Elle était sur le pas de la porte quand Arthur l'appela:

  • Mademoiselle!

  • Oui?

  • Vous êtes un bleuet d'Abyssinie. Cela n'existe pas ici, mais vous existez. Vous êtes un bleuet d'Abyssinie. Continuez.

Cela lui échappa en français. Elle s'émut sans comprendre un mot.

  • Continuez d'écrire, dit-il en amhara.

Elle serra le poème du bel homme contre sa poitrine, inclina la tête et disparut prestement de l'autre côté.

 

Arthur fut à nouveau seul, mais devant un repas peu ragoûtant. Il mangea. Un espoir lui mettait du cœur à l'ouvrage. Repu, il reprit sa lettre là où il l'avait laissé. Il rit en lisant: "La nourriture de l'hôpital, que je paie pourtant assez cher, est très mauvaise." En-dessous, il lut: "Je ne sais quoi faire."

"Si, je sais maintenant."

Il trempa sa plume dans l'encre et écrivit...

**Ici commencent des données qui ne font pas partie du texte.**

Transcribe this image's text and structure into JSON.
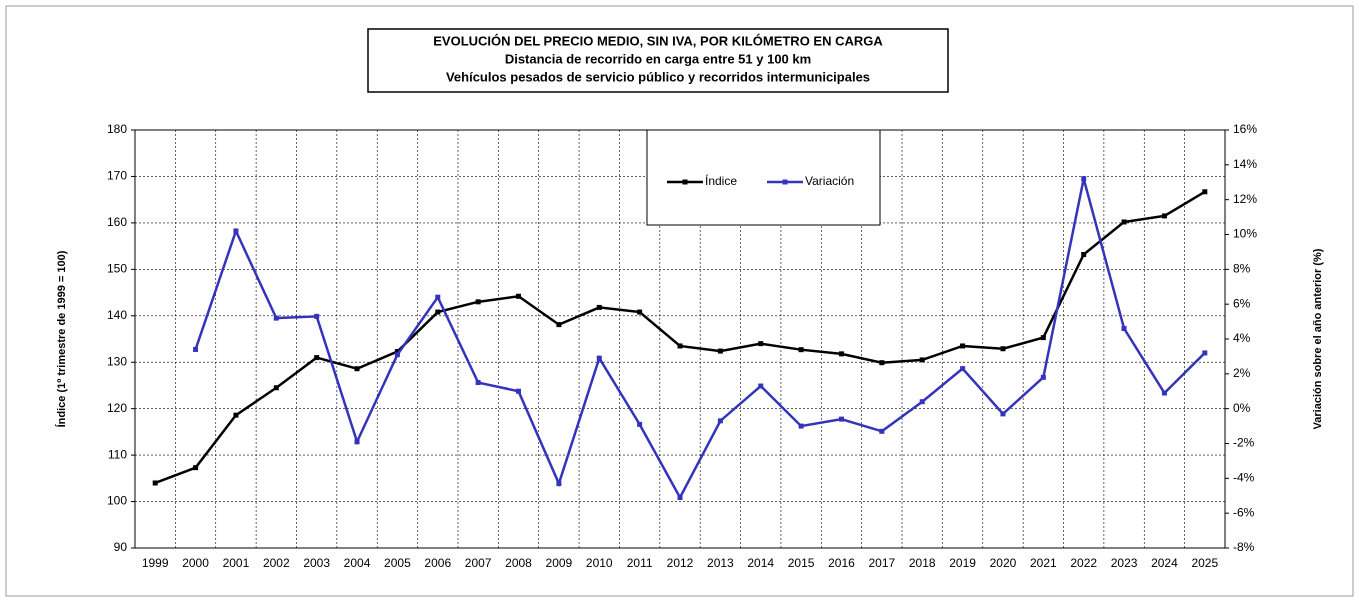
{
  "chart_data": {
    "type": "line",
    "title": [
      "EVOLUCIÓN DEL PRECIO MEDIO, SIN IVA, POR KILÓMETRO EN CARGA",
      "Distancia de recorrido en carga entre 51 y 100 km",
      "Vehículos pesados de servicio público y recorridos intermunicipales"
    ],
    "y_label": "Índice (1º trimestre de 1999 = 100)",
    "y2_label": "Variación sobre el año anterior (%)",
    "categories": [
      "1999",
      "2000",
      "2001",
      "2002",
      "2003",
      "2004",
      "2005",
      "2006",
      "2007",
      "2008",
      "2009",
      "2010",
      "2011",
      "2012",
      "2013",
      "2014",
      "2015",
      "2016",
      "2017",
      "2018",
      "2019",
      "2020",
      "2021",
      "2022",
      "2023",
      "2024",
      "2025"
    ],
    "series": [
      {
        "name": "Índice",
        "color": "#000000",
        "values": [
          104,
          107.3,
          118.6,
          124.5,
          131,
          128.6,
          132.3,
          140.8,
          143,
          144.2,
          138.1,
          141.8,
          140.8,
          133.5,
          132.4,
          134,
          132.7,
          131.8,
          129.9,
          130.5,
          133.5,
          132.9,
          135.3,
          153.2,
          160.2,
          161.5,
          166.7
        ]
      },
      {
        "name": "Variación",
        "color": "#3333bb",
        "axis": "y2",
        "values": [
          null,
          3.4,
          10.2,
          5.2,
          5.3,
          -1.9,
          3.1,
          6.4,
          1.5,
          1.0,
          -4.3,
          2.9,
          -0.9,
          -5.1,
          -0.7,
          1.3,
          -1.0,
          -0.6,
          -1.3,
          0.4,
          2.3,
          -0.3,
          1.8,
          13.2,
          4.6,
          0.9,
          3.2
        ]
      }
    ],
    "ylim": [
      90,
      180
    ],
    "yticks": [
      90,
      100,
      110,
      120,
      130,
      140,
      150,
      160,
      170,
      180
    ],
    "y2lim": [
      -8,
      16
    ],
    "y2ticks": [
      {
        "value": -8,
        "label": "-8%"
      },
      {
        "value": -6,
        "label": "-6%"
      },
      {
        "value": -4,
        "label": "-4%"
      },
      {
        "value": -2,
        "label": "-2%"
      },
      {
        "value": 0,
        "label": "0%"
      },
      {
        "value": 2,
        "label": "2%"
      },
      {
        "value": 4,
        "label": "4%"
      },
      {
        "value": 6,
        "label": "6%"
      },
      {
        "value": 8,
        "label": "8%"
      },
      {
        "value": 10,
        "label": "10%"
      },
      {
        "value": 12,
        "label": "12%"
      },
      {
        "value": 14,
        "label": "14%"
      },
      {
        "value": 16,
        "label": "16%"
      }
    ],
    "grid": true,
    "legend": "top"
  }
}
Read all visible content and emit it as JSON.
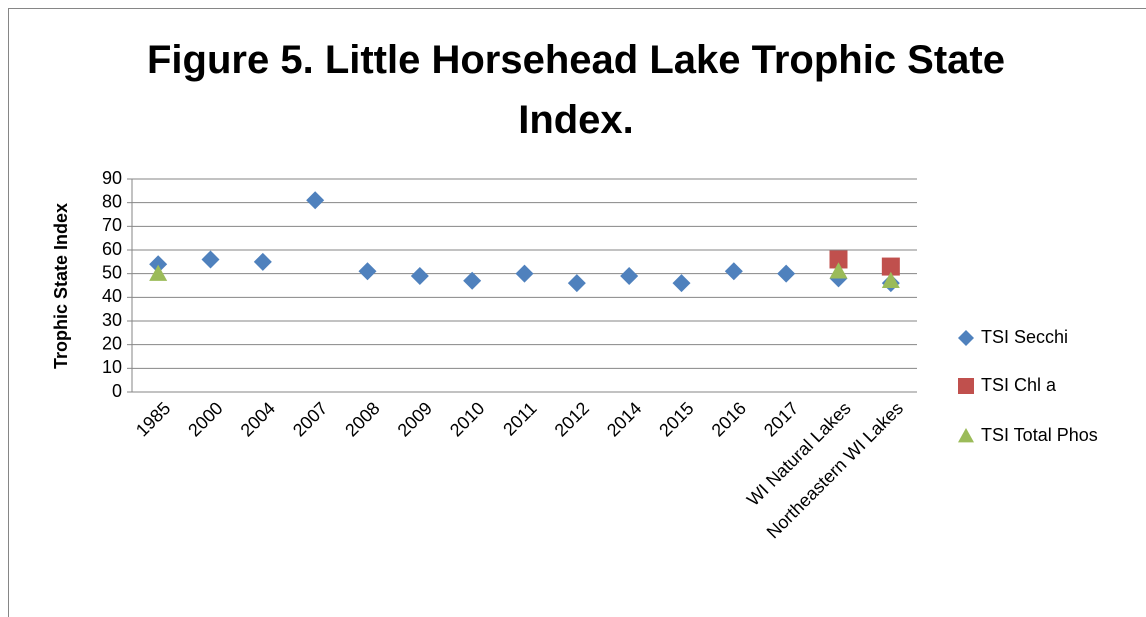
{
  "chart_data": {
    "type": "scatter",
    "title": "Figure 5. Little Horsehead Lake Trophic State Index.",
    "y_label": "Trophic State Index",
    "categories": [
      "1985",
      "2000",
      "2004",
      "2007",
      "2008",
      "2009",
      "2010",
      "2011",
      "2012",
      "2014",
      "2015",
      "2016",
      "2017",
      "WI Natural Lakes",
      "Northeastern WI Lakes"
    ],
    "series": [
      {
        "name": "TSI Secchi",
        "color": "#4f81bd",
        "marker": "diamond",
        "values": [
          54,
          56,
          55,
          81,
          51,
          49,
          47,
          50,
          46,
          49,
          46,
          51,
          50,
          48,
          46
        ]
      },
      {
        "name": "TSI Chl a",
        "color": "#c0504d",
        "marker": "square",
        "values": [
          null,
          null,
          null,
          null,
          null,
          null,
          null,
          null,
          null,
          null,
          null,
          null,
          null,
          56,
          53
        ]
      },
      {
        "name": "TSI Total Phos",
        "color": "#9bbb59",
        "marker": "triangle",
        "values": [
          50,
          null,
          null,
          null,
          null,
          null,
          null,
          null,
          null,
          null,
          null,
          null,
          null,
          51,
          47
        ]
      }
    ],
    "ylim": [
      0,
      90
    ],
    "yticks": [
      0,
      10,
      20,
      30,
      40,
      50,
      60,
      70,
      80,
      90
    ],
    "grid": true,
    "legend": "right"
  }
}
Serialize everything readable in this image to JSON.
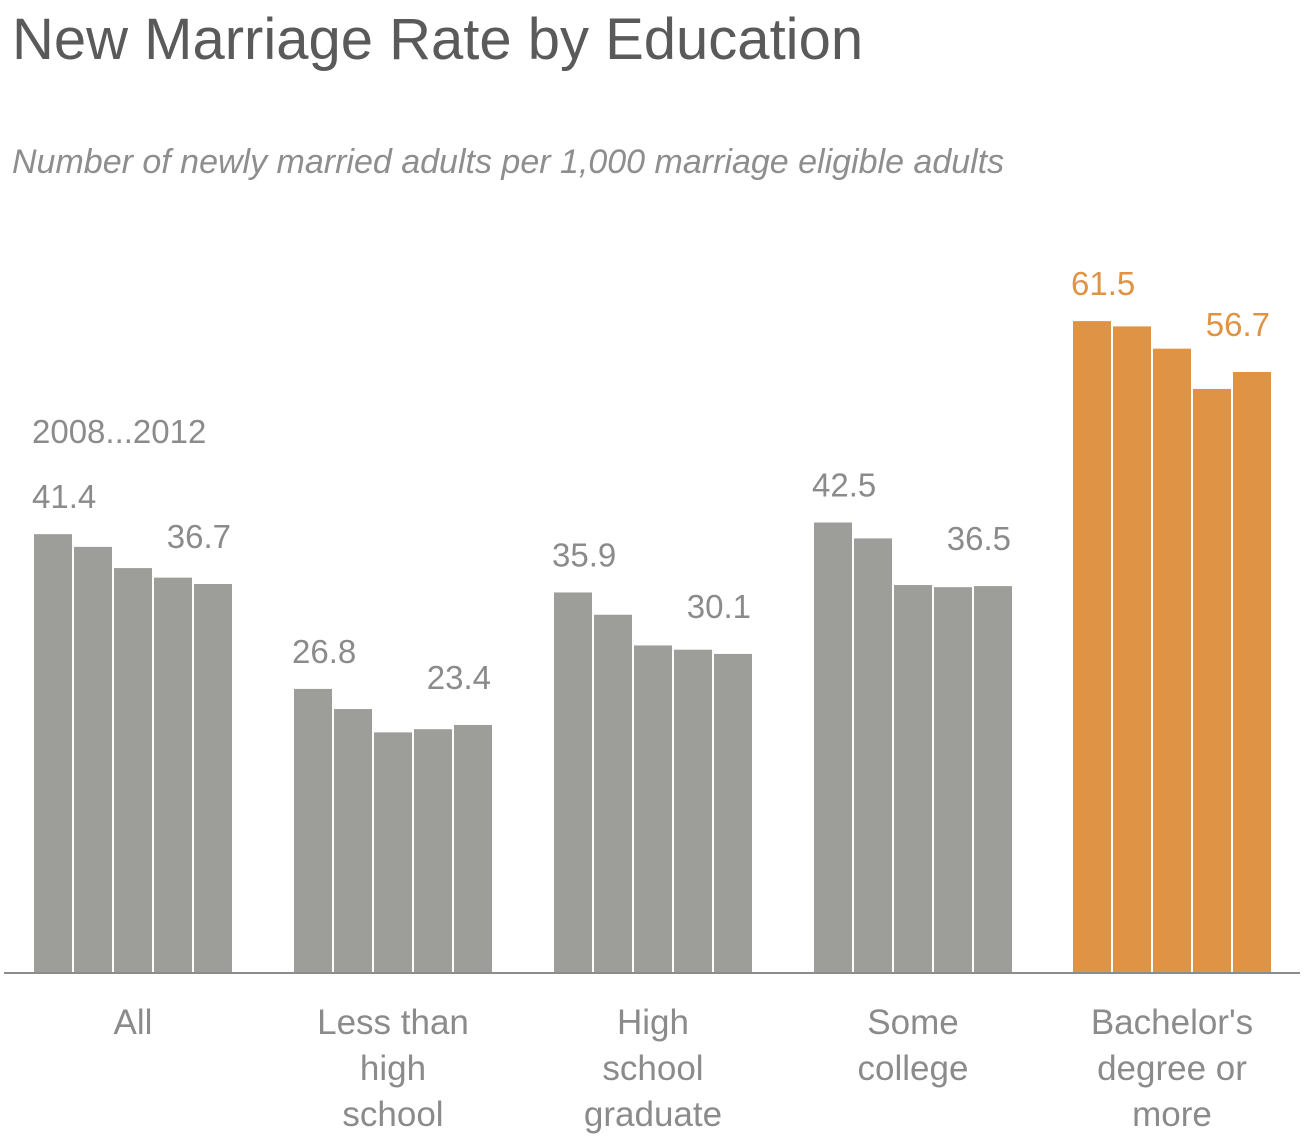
{
  "chart_data": {
    "type": "bar",
    "title": "New Marriage Rate by Education",
    "subtitle": "Number of newly married adults per 1,000 marriage eligible adults",
    "series_label": "2008...2012",
    "categories": [
      "All",
      "Less than high school",
      "High school graduate",
      "Some college",
      "Bachelor's degree or more"
    ],
    "category_label_lines": [
      [
        "All"
      ],
      [
        "Less than",
        "high",
        "school"
      ],
      [
        "High",
        "school",
        "graduate"
      ],
      [
        "Some",
        "college"
      ],
      [
        "Bachelor's",
        "degree or",
        "more"
      ]
    ],
    "years": [
      "2008",
      "2009",
      "2010",
      "2011",
      "2012"
    ],
    "values": [
      [
        41.4,
        40.2,
        38.2,
        37.3,
        36.7
      ],
      [
        26.8,
        24.9,
        22.7,
        23.0,
        23.4
      ],
      [
        35.9,
        33.8,
        30.9,
        30.5,
        30.1
      ],
      [
        42.5,
        41.0,
        36.6,
        36.4,
        36.5
      ],
      [
        61.5,
        61.0,
        58.9,
        55.1,
        56.7
      ]
    ],
    "data_labels": [
      [
        "41.4",
        "36.7"
      ],
      [
        "26.8",
        "23.4"
      ],
      [
        "35.9",
        "30.1"
      ],
      [
        "42.5",
        "36.5"
      ],
      [
        "61.5",
        "56.7"
      ]
    ],
    "highlight_category": "Bachelor's degree or more",
    "colors": {
      "bar": "#9d9d99",
      "highlight_bar": "#df9344",
      "label": "#8b8b8b",
      "highlight_label": "#df9344",
      "axis": "#8c8c8c",
      "title": "#5a5a5a",
      "subtitle": "#8e8e8e"
    },
    "xlabel": "",
    "ylabel": "",
    "ylim": [
      0,
      70
    ],
    "grid": false,
    "legend": "none"
  }
}
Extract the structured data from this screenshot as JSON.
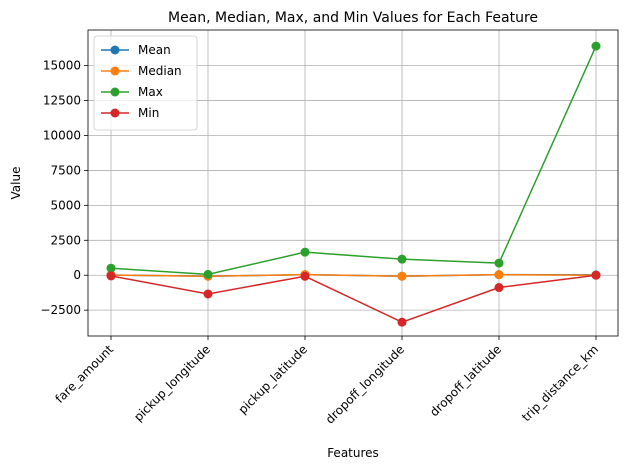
{
  "chart_data": {
    "type": "line",
    "title": "Mean, Median, Max, and Min Values for Each Feature",
    "xlabel": "Features",
    "ylabel": "Value",
    "categories": [
      "fare_amount",
      "pickup_longitude",
      "pickup_latitude",
      "dropoff_longitude",
      "dropoff_latitude",
      "trip_distance_km"
    ],
    "ylim": [
      -4350,
      17550
    ],
    "yticks": [
      -2500,
      0,
      2500,
      5000,
      7500,
      10000,
      12500,
      15000
    ],
    "ytick_labels": [
      "−2500",
      "0",
      "2500",
      "5000",
      "7500",
      "10000",
      "12500",
      "15000"
    ],
    "grid": true,
    "legend_position": "top-left",
    "series": [
      {
        "name": "Mean",
        "color": "#1f77b4",
        "values": [
          11.4,
          -72.5,
          39.9,
          -72.5,
          39.9,
          20.5
        ]
      },
      {
        "name": "Median",
        "color": "#ff7f0e",
        "values": [
          8.5,
          -73.98,
          40.75,
          -73.98,
          40.75,
          2.2
        ]
      },
      {
        "name": "Max",
        "color": "#2ca02c",
        "values": [
          500,
          60,
          1650,
          1150,
          870,
          16400
        ]
      },
      {
        "name": "Min",
        "color": "#d62728",
        "values": [
          -50,
          -1340,
          -75,
          -3360,
          -880,
          0
        ]
      }
    ]
  }
}
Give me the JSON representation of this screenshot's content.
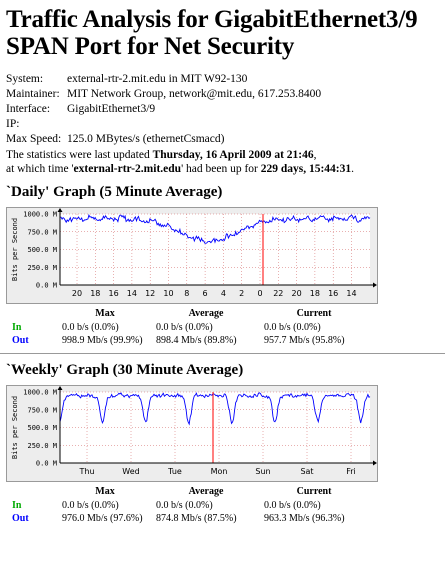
{
  "title_line1": "Traffic Analysis for GigabitEthernet3/9",
  "title_line2": "SPAN Port for Net Security",
  "info": [
    {
      "key": "System:",
      "value": "external-rtr-2.mit.edu in MIT W92-130"
    },
    {
      "key": "Maintainer:",
      "value": "MIT Network Group, network@mit.edu, 617.253.8400"
    },
    {
      "key": "Interface:",
      "value": "GigabitEthernet3/9"
    },
    {
      "key": "IP:",
      "value": ""
    },
    {
      "key": "Max Speed:",
      "value": "125.0 MBytes/s (ethernetCsmacd)"
    }
  ],
  "stats": {
    "prefix": "The statistics were last updated ",
    "updated": "Thursday, 16 April 2009 at 21:46",
    "mid": ",",
    "line2_prefix": "at which time '",
    "router": "external-rtr-2.mit.edu",
    "line2_mid": "' had been up for ",
    "uptime": "229 days, 15:44:31",
    "line2_suffix": "."
  },
  "graphs": [
    {
      "heading": "`Daily' Graph (5 Minute Average)",
      "ylabel": "Bits per Second",
      "yticks": [
        "1000.0 M",
        "750.0 M",
        "500.0 M",
        "250.0 M",
        "0.0 M"
      ],
      "xticks": [
        "20",
        "18",
        "16",
        "14",
        "12",
        "10",
        "8",
        "6",
        "4",
        "2",
        "0",
        "22",
        "20",
        "18",
        "16",
        "14"
      ],
      "legend_headers": [
        "Max",
        "Average",
        "Current"
      ],
      "rows": [
        {
          "label": "In",
          "max": "0.0 b/s (0.0%)",
          "avg": "0.0 b/s (0.0%)",
          "cur": "0.0 b/s (0.0%)"
        },
        {
          "label": "Out",
          "max": "998.9 Mb/s (99.9%)",
          "avg": "898.4 Mb/s (89.8%)",
          "cur": "957.7 Mb/s (95.8%)"
        }
      ]
    },
    {
      "heading": "`Weekly' Graph (30 Minute Average)",
      "ylabel": "Bits per Second",
      "yticks": [
        "1000.0 M",
        "750.0 M",
        "500.0 M",
        "250.0 M",
        "0.0 M"
      ],
      "xticks": [
        "Thu",
        "Wed",
        "Tue",
        "Mon",
        "Sun",
        "Sat",
        "Fri",
        "Thu"
      ],
      "legend_headers": [
        "Max",
        "Average",
        "Current"
      ],
      "rows": [
        {
          "label": "In",
          "max": "0.0 b/s (0.0%)",
          "avg": "0.0 b/s (0.0%)",
          "cur": "0.0 b/s (0.0%)"
        },
        {
          "label": "Out",
          "max": "976.0 Mb/s (97.6%)",
          "avg": "874.8 Mb/s (87.5%)",
          "cur": "963.3 Mb/s (96.3%)"
        }
      ]
    }
  ],
  "colors": {
    "in": "#00aa00",
    "out": "#0000ff",
    "now_marker": "#ff0000",
    "grid": "#b0b0b0",
    "bg": "#ededed"
  }
}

J'ai envie de me faire porter à un vapeur et de venir me traiter en France, le voyage me ferait encore passer le temps. Et en France, les soins médicaux et les remèdes sont bons marché, et l'air bon. Il est donc fort probable que je vais venir. Les vapeurs pour la France à présent sont malheureusement toujours combles, parce que tout le monde rentre des colonies à ce temps de l'année. Et je suis un pauvre infirme qu'il faut transporter très doucement! Enfin, je vais prendre mon parti dans la huitaine.

Ne vous effrayez pas de tout cela, cependant». De meilleurs jours viendront. Mais c'est une triste récompense de tant de travail, de privations et de peines! Hélas! Que notre vie est misérable!

Je vous salue de cœur.

Rimbaud

 

Marseille, le 9 novembre 1891, derniers mots écrits avant le grand Départ sans retour au directeur des messageries maritimes:

«…..........................................Envoyez-moi donc le prix des services d'Aphinar à Suez. Je suis complètement paralysé: donc je désire me trouver de bonne heure à bord. Dites-moi à quelle heure je dois être transporté à bord...»

 

 

Paul se réveilla dans sa tente, non pas à Suez, – mais en sueur.